You can find a book rating dataset in the following github page:
https://raw.githubusercontent.com/zygmuntz/goodbooks-10k/master/ratings.csv Calculate for each book its average rating. Also
calculate for each book its Bayesian average rating.

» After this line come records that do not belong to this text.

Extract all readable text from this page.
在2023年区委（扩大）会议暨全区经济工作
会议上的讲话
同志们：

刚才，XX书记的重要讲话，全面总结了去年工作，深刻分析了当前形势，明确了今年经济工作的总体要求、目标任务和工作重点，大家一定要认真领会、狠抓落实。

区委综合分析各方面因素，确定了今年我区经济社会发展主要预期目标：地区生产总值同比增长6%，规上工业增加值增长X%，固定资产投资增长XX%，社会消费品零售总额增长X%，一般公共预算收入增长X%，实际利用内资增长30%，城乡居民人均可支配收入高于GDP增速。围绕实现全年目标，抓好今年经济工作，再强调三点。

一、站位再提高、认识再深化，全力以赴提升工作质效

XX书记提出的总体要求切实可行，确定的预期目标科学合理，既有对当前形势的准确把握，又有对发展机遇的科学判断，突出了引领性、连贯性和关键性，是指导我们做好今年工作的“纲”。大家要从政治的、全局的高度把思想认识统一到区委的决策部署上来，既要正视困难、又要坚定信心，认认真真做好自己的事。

How does the average
and Bayesian average rating differ based on the number of reviews for each
book.

In [10]:
#load tools
import pandas as pd
import numpy as np


In [39]:
#load file
df = pd.read_csv("https://raw.githubusercontent.com/zygmuntz/goodbooks-10k/master/ratings.csv")
df

Unnamed: 0,user_id,book_id,rating
0,1,258,5
1,2,4081,4
2,2,260,5
3,2,9296,5
4,2,2318,3
...,...,...,...
5976474,49925,510,5
5976475,49925,528,4
5976476,49925,722,4
5976477,49925,949,5


In [12]:
#the first thing we notice about the data set is that it isn't indexed by book_id
#i'm going to check that there are multiple different ratings for a single book by sorting
df.sort_values(by=['book_id'])

Unnamed: 0,user_id,book_id,rating
2174136,29300,1,4
433265,6590,1,3
1907014,7546,1,5
3743260,43484,1,1
1266846,18689,1,5
...,...,...,...
2366366,31293,10000,3
3376022,12272,10000,4
2811513,35330,10000,4
4134364,46337,10000,5


In [63]:
#we're first going to find the average of the ratings for each book
#we'll keep the averages in a separate frame called book_avg
book_avg = pd.DataFrame()

#this gives us the averages based on the book_id
x = 0
while df['book_id'].equals(x):
    book_avg['average'] = df.groupby('book_id')['rating'].mean()
    x = x+1
book_avg

Unnamed: 0_level_0,average
book_id,Unnamed: 1_level_1
1,4.279707
2,4.351350
3,3.214341
4,4.329369
5,3.772224
...,...
9996,4.014184
9997,4.451613
9998,4.323529
9999,3.707692


In [40]:
#part 2 of this assignment asks for its Bayesian average rating
#i'm going to break it down into its different parts
#Ni = number of ratings for product i

book_count = pd.DataFrame()
book_count['Ni'] = df.groupby('book_id')['rating'].count()
book_count

Unnamed: 0_level_0,Ni
book_id,Unnamed: 1_level_1
1,22806
2,21850
3,16931
4,19088
5,16604
...,...
9996,141
9997,93
9998,102
9999,130


In [44]:
#N = average no of ratings for all products
N = book_count['Ni'].mean()
N

597.6479

In [43]:
#u = average mean across all products
u = df['rating'].mean()
u

3.9198655261735214

In [50]:
#ui = average mean for i product
#we already did this earlier, but i'll do it again in context of the formula
product_mean = pd.DataFrame()
product_mean['ui'] = df.groupby('book_id')['rating'].mean()
product_mean

Unnamed: 0_level_0,ui
book_id,Unnamed: 1_level_1
1,4.279707
2,4.351350
3,3.214341
4,4.329369
5,3.772224
...,...
9996,4.014184
9997,4.451613
9998,4.323529
9999,3.707692


In [52]:
#now we can piece everything together for the calculation
#BA = ((N*u)+(Ni*ui))/(N+Ni)
BA = pd.DataFrame()
BA['Bayesian Average'] = ((N*u)+(book_count['Ni']*product_mean['ui']))/(N+book_count['Ni'])
BA

Unnamed: 0_level_0,Bayesian Average
book_id,Unnamed: 1_level_1
1,4.270518
2,4.339862
3,3.238396
4,4.316937
5,3.777353
...,...
9996,3.937870
9997,3.991469
9998,3.978715
9999,3.881959


In [53]:
#let's look at it side by side
BA['mean'] = product_mean['ui']
BA

Unnamed: 0_level_0,Bayesian Average,mean
book_id,Unnamed: 1_level_1,Unnamed: 2_level_1
1,4.270518,4.279707
2,4.339862,4.351350
3,3.238396,3.214341
4,4.316937,4.329369
5,3.777353,3.772224
...,...,...
9996,3.937870,4.014184
9997,3.991469,4.451613
9998,3.978715,4.323529
9999,3.881959,3.707692


How does the average and Bayesian average rating differ based on the number of reviews for each book?

As we can see, the regular average can easily be skewed by the number of ratings given. For example, if we look at book_id 9998, the regular mean was 4.3, but the Bayesian average was 3.98. This is quite the difference. The reason lies in the number of ratings given for that book; 102. This is in great contrast with the 598, average number of ratings across all books. The Bayesian average tunes the rating so that it takes into account the number of ratings in context of the rest of the books.